Figures are at time of writing and represent blended industry ranges. The Future Homes Standard, expected late 2026, will tighten requirements further, particularly around embodied carbon. Check the Approved Document L current edition on gov.uk before designing to specific values. For the live labour and materials figures this analysis rests on, the Cost Tracker is the free tool.

Frequently asked questions

How much does Part L 2025 add to the cost of a UK residential build?
Industry ranges at time of writing sit between +4% and +9% on total build cost versus the pre-2025 specification. New build sits at the top of that range (typically +7% to +9%) because the full stack of changes applies: tighter fabric U-values, heat pump over gas boiler, on-site PV, and improved air-tightness detailing. Rear extensions are closer to +4% to +6% because the heating plant often continues from the existing dwelling. Loft conversions are +3% to +5%, driven mostly by insulation thickness and Part L 2025-compliant rooflights. These figures are blended industry estimates; size, spec and region all move them. Check the underlying ONS labour and MHCLG materials movement on top.

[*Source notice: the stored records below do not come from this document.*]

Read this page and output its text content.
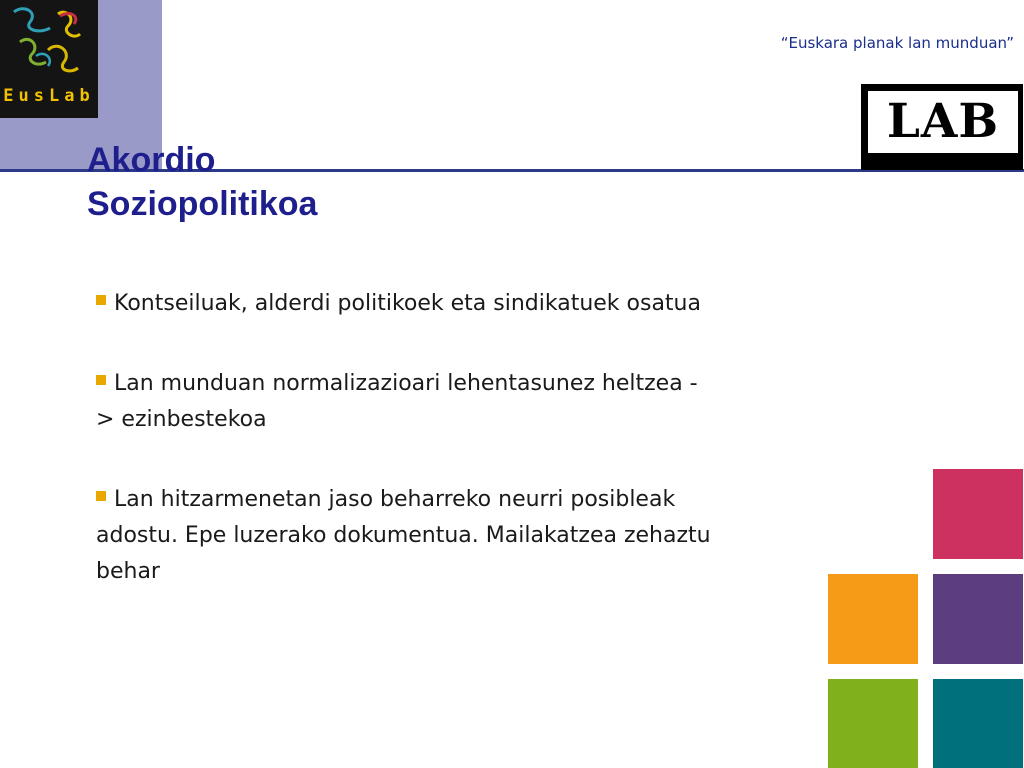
EusLab
“Euskara planak lan munduan”
LAB
Akordio
Soziopolitikoa
Kontseiluak, alderdi politikoek eta sindikatuek osatua
Lan munduan normalizazioari lehentasunez heltzea -> ezinbestekoa
Lan hitzarmenetan jaso beharreko neurri posibleak adostu. Epe luzerako dokumentua. Mailakatzea zehaztu behar
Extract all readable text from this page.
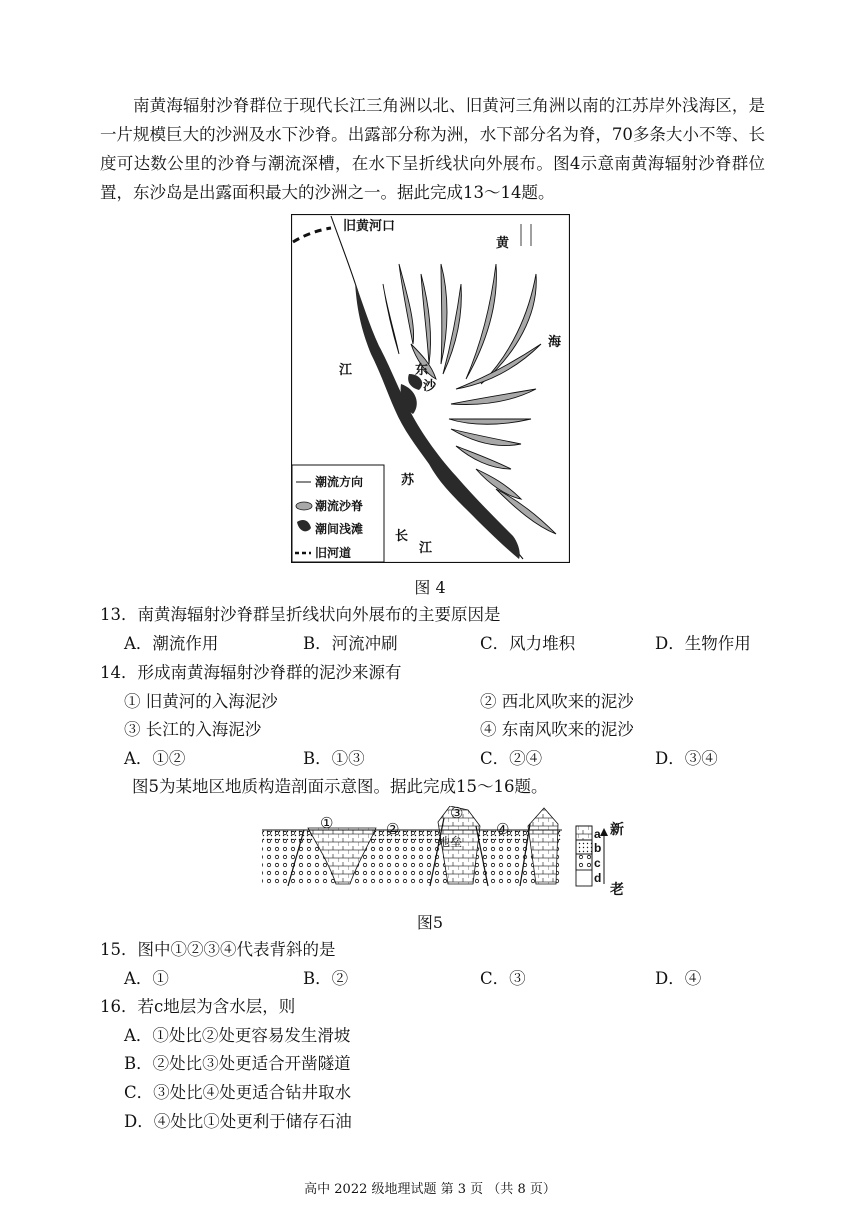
南黄海辐射沙脊群位于现代长江三角洲以北、旧黄河三角洲以南的江苏岸外浅海区，是一片规模巨大的沙洲及水下沙脊。出露部分称为洲，水下部分名为脊，70多条大小不等、长度可达数公里的沙脊与潮流深槽，在水下呈折线状向外展布。图4示意南黄海辐射沙脊群位置，东沙岛是出露面积最大的沙洲之一。据此完成13～14题。
旧黄河口
黄
海
江	东
沙
苏
长
江
潮流方向
潮流沙脊
潮间浅滩
旧河道
图 4
13．南黄海辐射沙脊群呈折线状向外展布的主要原因是
A．潮流作用	B．河流冲刷	C．风力堆积	D．生物作用
14．形成南黄海辐射沙脊群的泥沙来源有
① 旧黄河的入海泥沙	② 西北风吹来的泥沙
③ 长江的入海泥沙	④ 东南风吹来的泥沙
A．①②	B．①③	C．②④	D．③④
图5为某地区地质构造剖面示意图。据此完成15～16题。
①	②
③
④
地垒
a
b
c
d
新
老
图5
15．图中①②③④代表背斜的是
A．①	B．②	C．③	D．④
16．若c地层为含水层，则
A．①处比②处更容易发生滑坡
B．②处比③处更适合开凿隧道
C．③处比④处更适合钻井取水
D．④处比①处更利于储存石油
高中 2022 级地理试题 第 3 页 （共 8 页）
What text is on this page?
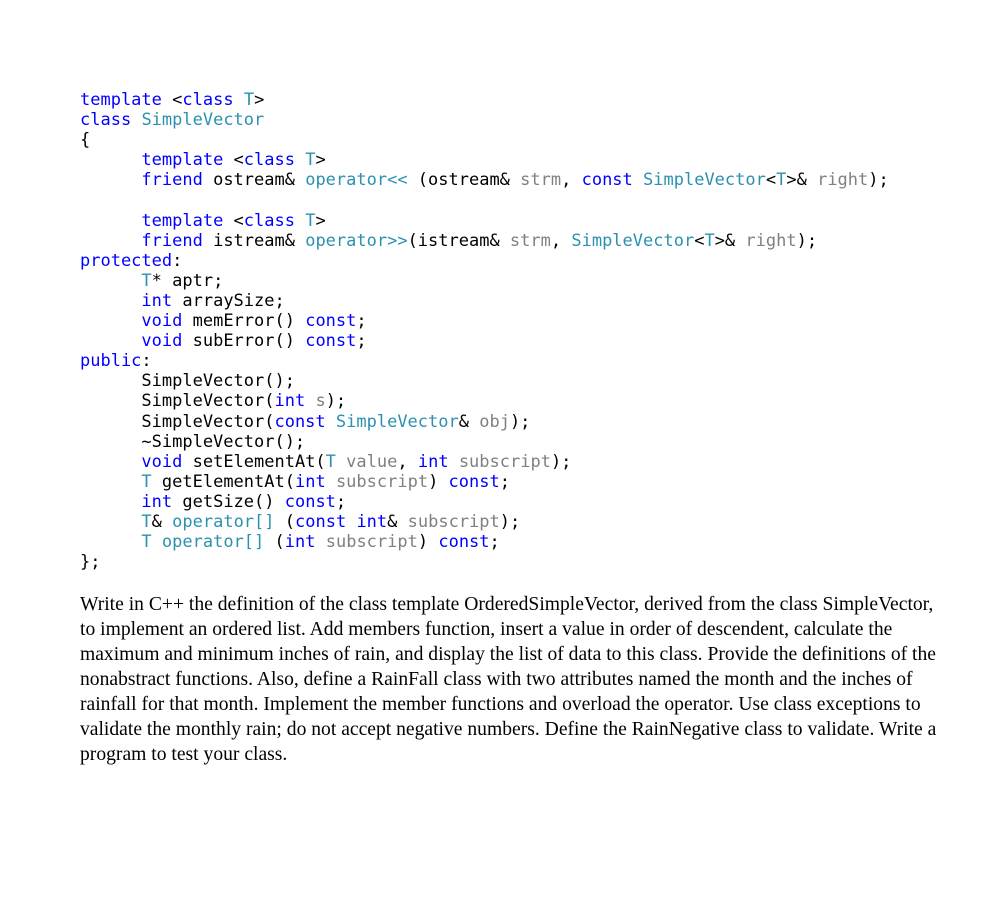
template <class T>
class SimpleVector
{
template <class T>
friend ostream& operator<< (ostream& strm, const SimpleVector<T>& right);
template <class T>
friend istream& operator>>(istream& strm, SimpleVector<T>& right);
protected:
T* aptr;
int arraySize;
void memError() const;
void subError() const;
public:
SimpleVector();
SimpleVector(int s);
SimpleVector(const SimpleVector& obj);
~SimpleVector();
void setElementAt(T value, int subscript);
T getElementAt(int subscript) const;
int getSize() const;
T& operator[] (const int& subscript);
T operator[] (int subscript) const;
};

Write in C++ the definition of the class template OrderedSimpleVector, derived from the class SimpleVector, to implement an ordered list. Add members function, insert a value in order of descendent, calculate the maximum and minimum inches of rain, and display the list of data to this class. Provide the definitions of the nonabstract functions. Also, define a RainFall class with two attributes named the month and the inches of rainfall for that month. Implement the member functions and overload the operator. Use class exceptions to validate the monthly rain; do not accept negative numbers. Define the RainNegative class to validate. Write a program to test your class.
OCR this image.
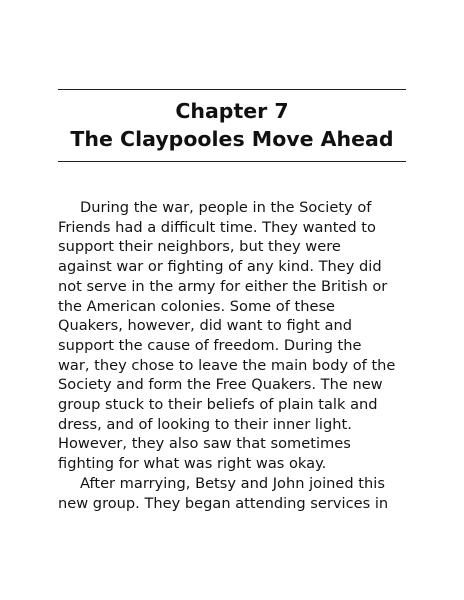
Chapter 7
The Claypooles Move Ahead
During the war, people in the Society of
Friends had a difficult time. They wanted to
support their neighbors, but they were
against war or fighting of any kind. They did
not serve in the army for either the British or
the American colonies. Some of these
Quakers, however, did want to fight and
support the cause of freedom. During the
war, they chose to leave the main body of the
Society and form the Free Quakers. The new
group stuck to their beliefs of plain talk and
dress, and of looking to their inner light.
However, they also saw that sometimes
fighting for what was right was okay.
After marrying, Betsy and John joined this
new group. They began attending services in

Does Part L 2025 apply to extensions or just new build?
Part L 2025 applies to both, but the scope of change differs. New dwellings face the full regime: fabric U-values, primary energy calculation that effectively rules out gas boilers, on-site renewables expectation, and EPC B minimum. Extensions and material changes of use must meet the tighter elemental U-values for new fabric (walls around 0.18, roofs around 0.13, floors around 0.11, windows around 1.2 W/m²K) and air-tightness standards at the junction with the existing building. Extensions do not typically trigger the heat pump requirement unless the heating system is also being replaced. Full refurbishments classified as material changes of use can trigger new-build-equivalent standards, which is where the cost impact is most variable.
How much does a heat pump add to a new build under Part L 2025?
Typical uplift is +£3,000 to +£6,000 per dwelling versus a gas combi boiler, inclusive of the heat pump unit, hot water cylinder, controls and the additional labour. The labour content is heavier because the commissioning workload is larger (refrigerant handling, controls set-up, emitter sizing checks) and the trade pool is tighter than gas-safe engineers. Price this as a single MEP line in cost plans, not as a boiler swap. On a typical 120 m² detached dwelling this puts the heating package at roughly 4 to 6% of total build cost versus 1.5 to 2.5% for a pre-2025 gas combi installation.
What are the common SAP 10 fail points under Part L 2025?
Four recurring issues. First, the SAP calc is not kept current as the design develops, so a late change to glazing size or PV array pushes the compliance margin below zero. Second, thermal bridging at fabric junctions (eaves, cills, reveals) is ignored, and the overall elemental check fails even though individual U-values pass. Third, the air-tightness target is assumed to pass first time on a new design with no contingency for remedial detailing, and a failed test forces re-sequencing of finishes. Fourth, PV is under-specified for the dwelling size, which the SAP calc catches but often only after planning is fixed. All four are preventable with earlier QS and SAP assessor involvement.
When does the Future Homes Standard replace Part L 2025?
Part L 2025 is the interim step; the Future Homes Standard is expected to take effect in late 2026 for new dwellings, with a transition period as normal. FHS will tighten requirements further, most notably around primary energy metrics, embodied carbon reporting, and the share of on-site or near-site renewable generation. Existing Part L 2025 compliant designs will not automatically comply with FHS, so cost plans for projects starting on site after the FHS date should already build in further uplift. Treat Part L 2025 as a moving floor, not a stable target. Check gov.uk for the current transition dates before designing to FHS-equivalent spec.